In this paper, we propose a semi-parametric geo-additive model to analyze the effect of localization and urbanization externalities, local competition, and internal scale economies on sector-region employment growth. This specification allows us to simultaneously address some important issues, such as nonlinearities in the effect of agglomeration externalities and residual spatial heterogeneity. We apply this model to Italy’s LLSs data collected for three successive periods (1981–1991, 1991–2001, and 2001–2008).

Moreover, we claim that the variable commonly used to capture the effect of specialization externalities, that is the location quotient, is not suitable to effectively capture Marshallian externalities. Higher specialization levels are indeed an indicator of higher vulnerability to idiosyncratic shocks. In fact, it would be a very hard task to capture Marshallian externalities through a single variable since the essence of the Marshallian externalities depends on a large number of socioeconomic factors. In order to overcome this problem, we exploit the availability of a classification of LLSs in Italy as industrial districts and nonindustrial districts.

Our empirical evidences confirm that industrial districts have performed better than the other LLSs both in manufacturing and service sectors, thus confirming that Marshall externalities exert a positive effect on local employment growth. Moreover, a higher specialization per se has a negative (albeit nonlinear) impact on employment dynamics. A higher diversification, instead, has a positive effect on employment growth in manufacturing sectors corroborating Jacobs theory and a negative effect in services.

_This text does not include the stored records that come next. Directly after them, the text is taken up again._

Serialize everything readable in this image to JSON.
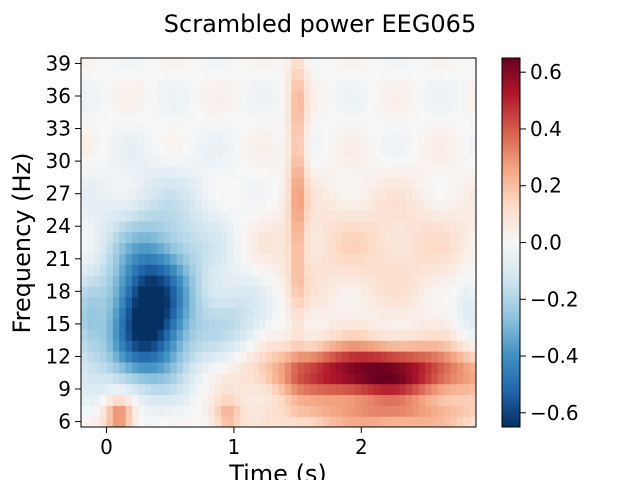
{
  "chart_data": {
    "type": "heatmap",
    "title": "Scrambled power EEG065",
    "xlabel": "Time (s)",
    "ylabel": "Frequency (Hz)",
    "xlim": [
      -0.2,
      2.9
    ],
    "ylim": [
      5.5,
      39.5
    ],
    "x_ticks": [
      0,
      1,
      2
    ],
    "x_tick_labels": [
      "0",
      "1",
      "2"
    ],
    "y_ticks": [
      6,
      9,
      12,
      15,
      18,
      21,
      24,
      27,
      30,
      33,
      36,
      39
    ],
    "y_tick_labels": [
      "6",
      "9",
      "12",
      "15",
      "18",
      "21",
      "24",
      "27",
      "30",
      "33",
      "36",
      "39"
    ],
    "colorbar": {
      "colormap": "RdBu_r",
      "vmin": -0.65,
      "vmax": 0.65,
      "ticks": [
        -0.6,
        -0.4,
        -0.2,
        0.0,
        0.2,
        0.4,
        0.6
      ],
      "tick_labels": [
        "−0.6",
        "−0.4",
        "−0.2",
        "0.0",
        "0.2",
        "0.4",
        "0.6"
      ]
    },
    "features": [
      {
        "t": 0.33,
        "f": 16.5,
        "st": 0.2,
        "sf": 3.5,
        "amp": -0.62
      },
      {
        "t": 0.45,
        "f": 22.0,
        "st": 0.35,
        "sf": 4.5,
        "amp": -0.2
      },
      {
        "t": 0.3,
        "f": 12.0,
        "st": 0.3,
        "sf": 2.5,
        "amp": -0.22
      },
      {
        "t": 1.0,
        "f": 15.5,
        "st": 0.2,
        "sf": 2.5,
        "amp": -0.15
      },
      {
        "t": 2.1,
        "f": 10.5,
        "st": 0.55,
        "sf": 1.8,
        "amp": 0.66
      },
      {
        "t": 1.5,
        "f": 30.0,
        "st": 0.05,
        "sf": 10.0,
        "amp": 0.22
      },
      {
        "t": 2.1,
        "f": 22.0,
        "st": 0.7,
        "sf": 4.0,
        "amp": 0.12
      },
      {
        "t": 0.1,
        "f": 6.5,
        "st": 0.08,
        "sf": 1.2,
        "amp": 0.35
      },
      {
        "t": 0.95,
        "f": 6.5,
        "st": 0.08,
        "sf": 1.2,
        "amp": 0.2
      },
      {
        "t": 2.2,
        "f": 6.5,
        "st": 0.6,
        "sf": 1.0,
        "amp": 0.25
      },
      {
        "t": -0.15,
        "f": 15.0,
        "st": 0.08,
        "sf": 2.5,
        "amp": -0.18
      },
      {
        "t": 2.85,
        "f": 17.0,
        "st": 0.08,
        "sf": 2.5,
        "amp": -0.12
      }
    ]
  }
}
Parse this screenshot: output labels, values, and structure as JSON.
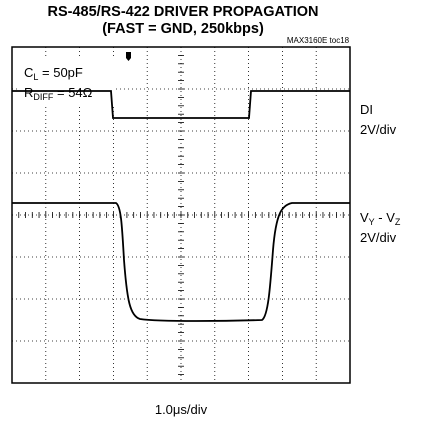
{
  "title": {
    "line1": "RS-485/RS-422 DRIVER PROPAGATION",
    "line2": "(FAST = GND, 250kbps)"
  },
  "figure_id": "MAX3160E toc18",
  "conditions": [
    {
      "main": "C",
      "sub": "L",
      "rest": " = 50pF"
    },
    {
      "main": "R",
      "sub": "DIFF",
      "rest": " = 54Ω"
    }
  ],
  "channels": [
    {
      "parts": [
        {
          "main": "DI"
        }
      ],
      "scale": "2V/div"
    },
    {
      "parts": [
        {
          "main": "V",
          "sub": "Y"
        },
        {
          "main": " - V",
          "sub": "Z"
        }
      ],
      "scale": "2V/div"
    }
  ],
  "timebase": "1.0μs/div"
}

The flexibility of the semi-parametric approach also allows us to appreciate that some local characteristics have a nonlinear effect on employment growth. In particular, in keeping with theoretical predictions, the positive effect of urbanization externalities (captured by population density) appears to fade as the density of economic activities reaches some threshold value (in the case of service sectors). Moreover, a hump-shaped relationship between average firm size and local employment growth emerges. Nonlinearities are also evident for the relationship between the level of local competition and employment growth. Besides, a geo-additive model, which incorporates a smooth spatial trend surface, is able to capture residual spatial heterogeneity.